According to the Oxford English Dictionary, a stereotype is defined as a widely held idea or image that is oversimplified and fixed of a particular thing or person. Stereotypes are ubiquitous as they cover racial groups, genders, political groups, activities, and demographic groups (Hummert, 2017). As an adult man, I compare myself with young men as our interactions are parallel in society. During such interaction, it is not possible to avoid certain stereotypes, both positive and negative. From this, stereotypes are a pattern of a set of characteristics given by one group to another (Hummert, 2017). After performing the self-assessment, I observed the same idea described above due to the varying stereotypes from negative to positive and respectful. The results obtained were that my Caribbean group scored 71, and the other Asian group scored 78.
The self-assessment revealed the positive stereotype I hold about my ethnic group when it comes to communication. The results showed how well the people from the Caribbean communicate well with others in society by considering each individual’s uniqueness. It is through this understanding that I can resolve conflicts amicably. Cross-cultural communication is the communication present between people with differences, such as nationality, working, gender, sexual orientation, ethnicity, race, etc. Communication has presented challenges in people’s lives, but my group is equipped with proper communication tactics (Hummert, 2017).
According to McLeod (2008), social identity theory consists of social categorization, identification, and comparison, which can help explain my score. The views presented by the author helped analyze my stereotype. The first approach is choosing groups, which helped me identify with young men from my generation. In so doing, categorization managed to tell me about my ethnicity by helping me know about the category I belong to in society.

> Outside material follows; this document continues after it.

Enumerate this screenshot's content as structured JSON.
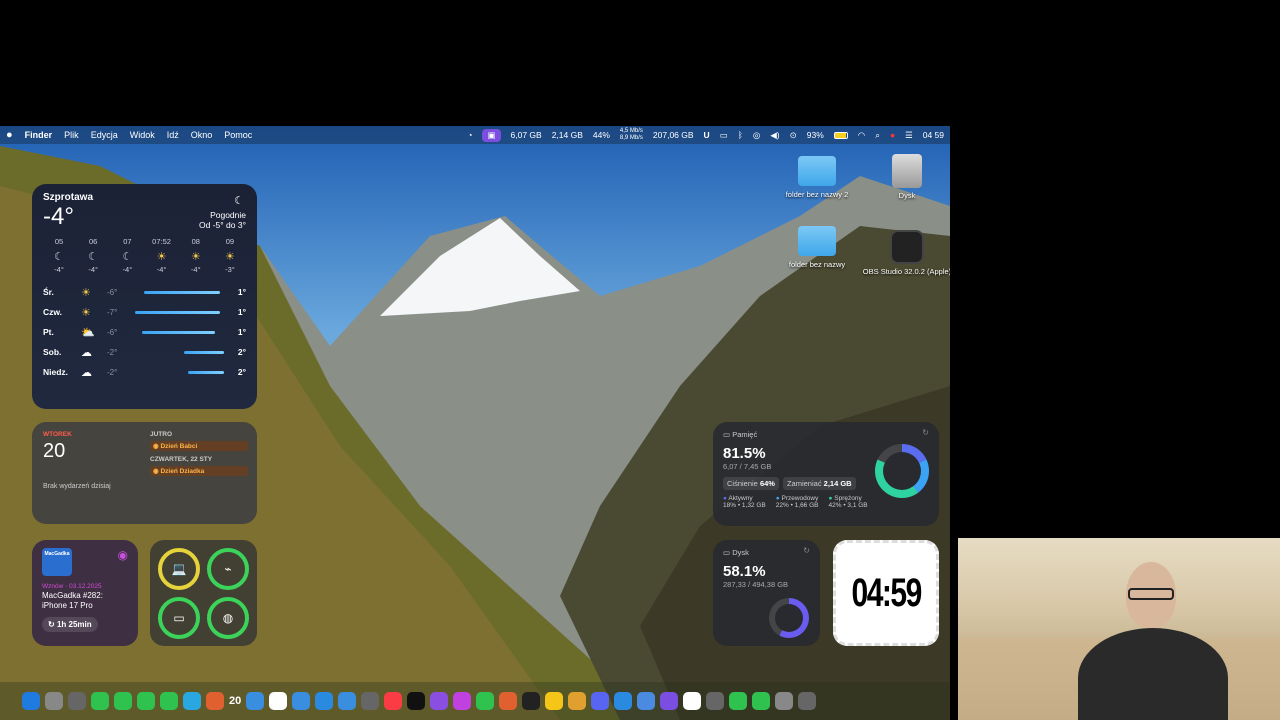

Secondly, social identification relates to belonging to an out- or in-group, which was easily achieved by determining the appearance of an individual. Nevertheless, the communication process of an individual’s appearance may fail to correspond to their age; hence, making a mistake is easy. By adopting the identity of an adult man, I was able to begin acting in ways young men behave and adapt to their group norms. The identification process also had an emotional significance with a particular group and resulted in my confidence being bound with group members (McLeod, 2008).
The last part of social comparison reminds us of the aspect introduced by McLeod of in-group (us) seeking to find undesirable features of an out-group (them). In the end, this enhances self-image (McLeod, 2008). Making such a discovery was not pleasant, but the same aspect was present in my reasoning. The traits highlighted were more negative, which I did not like, such as a lack of creativity. When it came to my group, the things observed were pleasant, such as tradition-loving.
Stereotypical thinking is not good; even though it is part of our consciousness, I should eliminate it. Therefore, after the above analysis, I am reflecting on each person without looking at them as a group. Applying stereotypes to a social group leads to misunderstandings, and prejudice develops, which hinders effective communication. Cross-cultural communication is an essential aspect of today’s society, which I aim to achieve in life.
Hummert, M. L. (2017). Stereotypes. In Y.Y. Kim (Ed.), The international encyclopedia of intercultural communication (Vol. 3) (pp. 1-8). Hoboken, NJ: John Wiley & Sons.